You’re probably wondering why you’d want another console when your Wii U is still alive and kicking. I hate to break it to you, but the Wii U is on its way out. Developers have already moved on to developing new games for Nintendo Switch. If you want to play the latest iterations of Nintendo’s beloved franchises, you’re going to have to upgrade.
Let me break things down for you. First, the name. Why Switch? Because the console’s main selling point is that it’s a “two-in-one” machine. When you’re home, you can play on your TV while sitting on your sofa with a bag of Doritos at your side.
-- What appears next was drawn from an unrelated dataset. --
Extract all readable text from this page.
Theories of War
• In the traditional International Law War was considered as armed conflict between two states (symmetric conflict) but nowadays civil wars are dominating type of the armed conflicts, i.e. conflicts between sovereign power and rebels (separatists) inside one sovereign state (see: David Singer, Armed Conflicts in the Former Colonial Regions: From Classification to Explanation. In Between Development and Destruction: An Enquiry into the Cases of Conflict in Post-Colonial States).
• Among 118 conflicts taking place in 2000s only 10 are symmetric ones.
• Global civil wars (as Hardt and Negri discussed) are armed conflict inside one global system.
But what happens when you have to venture into the real world?
Normally, you’d save your game, turn off your console and leave your home empty-handed. This is where Nintendo Switch shines. If you’re heading out, you can take the Switch with you. That’s right, Nintendo’s innovative new console transforms into a portable gaming machine with a 6.2-inch touch screen by simply pulling it out of its TV/charging dock and sliding the Joy-Con controllers onto the sides.
Battery life ranges from 2.5 to 6 hours, depending on the game. The Legend of Zelda: Breath of the Wild, one of Nintendo Switch’s most technologically advanced games, can last about three hours on a single charge. You can also play while charging the Switch or plug in an external USB Type-C portable battery for extended gameplay sessions.
When playing on your TV, the motion-enabled (just like the Wii) Joy-Con controllers can be used independently or they can be attached to the Joy-Con grip for a more traditional gaming experience. You can also hand one of the two included Joy-Con controllers to a friend to play against them in multiplayer mode.
The left Joy-Con features a Capture Button that takes gameplay screenshots which you can share on social media. The right Joy-Con includes an NFC touchpoint for your amiibo collection, along with an IR Motion Camera that detects distance, shape and motion of nearby objects. Also, both Joy-Con controllers include HD Rumble, allowing you to feel various levels of vibrations.
Multiplayer fans will be glad to know that up to eight Switch consoles can be connected for local wireless play. And if you don’t have eight gamer friends, you can always play online through Nintendo’s new online subscription service that will launch with a free trial before transitioning into a paid service in the fall.
Major publishers are currently developing games for Nintendo Switch, including Activision, Electronic Arts, Take-Two Interactive, Ubisoft, Warner Bros. Interactive Entertainment and Bethesda Softworks.